Cameroon Tribune (Yaoundé)
Monica Nkodo
3 Novembre 2009
Au-delà des exigences administratives, le respect de l'éthique et de la réglementation sont des sauf-conduits pour les médias audiovisuels.
La déontologie et l'éthique des médias restent une priorité pour la survie des médias audio- visuels privés. Selon le cahier des charges fixant les modalités de création et d'exploitation d'une entreprise de communication audiovisuelle, « les programmes de la rédaction doivent être préparés par des journalistes résidant au Cameroun.
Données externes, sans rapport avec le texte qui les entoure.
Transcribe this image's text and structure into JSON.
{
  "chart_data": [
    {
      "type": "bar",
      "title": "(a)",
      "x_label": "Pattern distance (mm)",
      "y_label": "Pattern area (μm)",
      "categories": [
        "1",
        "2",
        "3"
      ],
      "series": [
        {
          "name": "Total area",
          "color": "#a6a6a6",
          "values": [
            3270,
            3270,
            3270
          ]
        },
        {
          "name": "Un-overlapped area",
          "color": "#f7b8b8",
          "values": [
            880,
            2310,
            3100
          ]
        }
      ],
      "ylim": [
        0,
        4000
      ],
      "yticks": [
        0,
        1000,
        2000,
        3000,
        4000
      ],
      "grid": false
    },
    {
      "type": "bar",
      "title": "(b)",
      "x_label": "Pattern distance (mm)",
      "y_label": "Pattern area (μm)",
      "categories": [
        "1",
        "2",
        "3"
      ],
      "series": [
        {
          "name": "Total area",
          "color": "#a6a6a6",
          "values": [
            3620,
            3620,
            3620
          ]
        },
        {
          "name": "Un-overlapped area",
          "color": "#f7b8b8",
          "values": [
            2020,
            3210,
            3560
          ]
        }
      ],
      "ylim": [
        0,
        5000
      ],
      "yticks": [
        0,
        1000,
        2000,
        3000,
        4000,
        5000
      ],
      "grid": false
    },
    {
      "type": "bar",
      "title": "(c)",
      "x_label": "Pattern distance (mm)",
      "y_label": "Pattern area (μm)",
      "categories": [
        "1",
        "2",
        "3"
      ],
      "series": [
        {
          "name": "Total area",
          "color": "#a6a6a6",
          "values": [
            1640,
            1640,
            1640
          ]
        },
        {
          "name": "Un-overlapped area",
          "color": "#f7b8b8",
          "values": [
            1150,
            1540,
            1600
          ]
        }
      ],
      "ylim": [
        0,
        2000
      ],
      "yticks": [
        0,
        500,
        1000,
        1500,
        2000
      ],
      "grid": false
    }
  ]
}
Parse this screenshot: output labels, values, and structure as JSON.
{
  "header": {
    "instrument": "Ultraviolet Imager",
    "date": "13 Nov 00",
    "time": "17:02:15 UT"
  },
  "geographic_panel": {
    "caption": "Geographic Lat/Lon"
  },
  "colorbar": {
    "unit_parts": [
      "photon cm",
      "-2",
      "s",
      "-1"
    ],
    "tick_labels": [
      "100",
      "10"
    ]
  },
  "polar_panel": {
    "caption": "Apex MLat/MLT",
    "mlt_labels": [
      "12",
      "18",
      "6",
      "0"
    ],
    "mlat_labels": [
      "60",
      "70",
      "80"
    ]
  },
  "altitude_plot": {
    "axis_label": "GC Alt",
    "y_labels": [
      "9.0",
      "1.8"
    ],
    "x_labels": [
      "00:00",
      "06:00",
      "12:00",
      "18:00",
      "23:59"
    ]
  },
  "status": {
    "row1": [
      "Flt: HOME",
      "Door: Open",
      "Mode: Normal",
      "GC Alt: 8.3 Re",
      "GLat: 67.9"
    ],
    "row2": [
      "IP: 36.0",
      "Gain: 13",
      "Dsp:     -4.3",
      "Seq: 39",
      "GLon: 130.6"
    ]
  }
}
Ces programmes ne doivent pas porter atteinte à la cohésion nationale et aux bonnes moeurs, ou faire l'apologie de la violence et du sexe. » Pour le sous-directeur des médias audiovisuels et cybernétiques de la communication audiovisuelle, Sophie Ortence Ntsouala, « plusieurs médias de radio ou de télévision ont reçu des avertissements de la part du ministère de la Communication », afin de les impliquer un peu plus dans l'esprit de sensibilisation des publics.
Cette mesure, s'il elle n'est pas respectée, fait partie des nombreuses causes de fermeture d'un média audiovisuel. A l'article 4 de la section V dudit cahier de charges sur les obligations des acteurs, l'opérateur est soumis aux dispositions législatives et réglementaires en vigueur. Tout manquement à ces dispositions est susceptible d'entraîner la suspension ou le retrait définitif de la licence délivrée dans l'exercice d'un média. Ceci par le Mincom qui a des fonctions de police en matière de régulation des médias. Plusieurs autres dispositions à ne pas enfreindre sont également prévues par le cahier de charges, signé par le média et le ministère de la Communication. L'opérateur doit s'engager dans l'exercice de son activité, au respect de l'intégrité du territoire, de la défense nationale, au maintien de la paix sociale et de l'ordre public.
Ainsi, selon Sophie Ortence Ntsouala, « des propos pouvant conduire aux émeutes, ou appelant au soulèvement populaire ne sont pas conseillés aux opérateurs de radio et de télévision. Encore moins la diffamation, ou des images mettant un être humain dans des situations compromettantes. » Compte tenu du fait que la plupart des médias audio-visuels camerounais bénéficient d'une tolérance administrative, car évoluant en général dans l'illégalité, les équipements de diffusion et de transport doivent être compatibles avec les normes en vigueur du pays, sous peine de suspension. La protection du droit d'auteur, le respect des normes d'urbanisme et de construction en vigueur au Cameroun, sont entre autres, quelques-unes des autres conditions à remplir pour ne pas renoncer un jour à son média.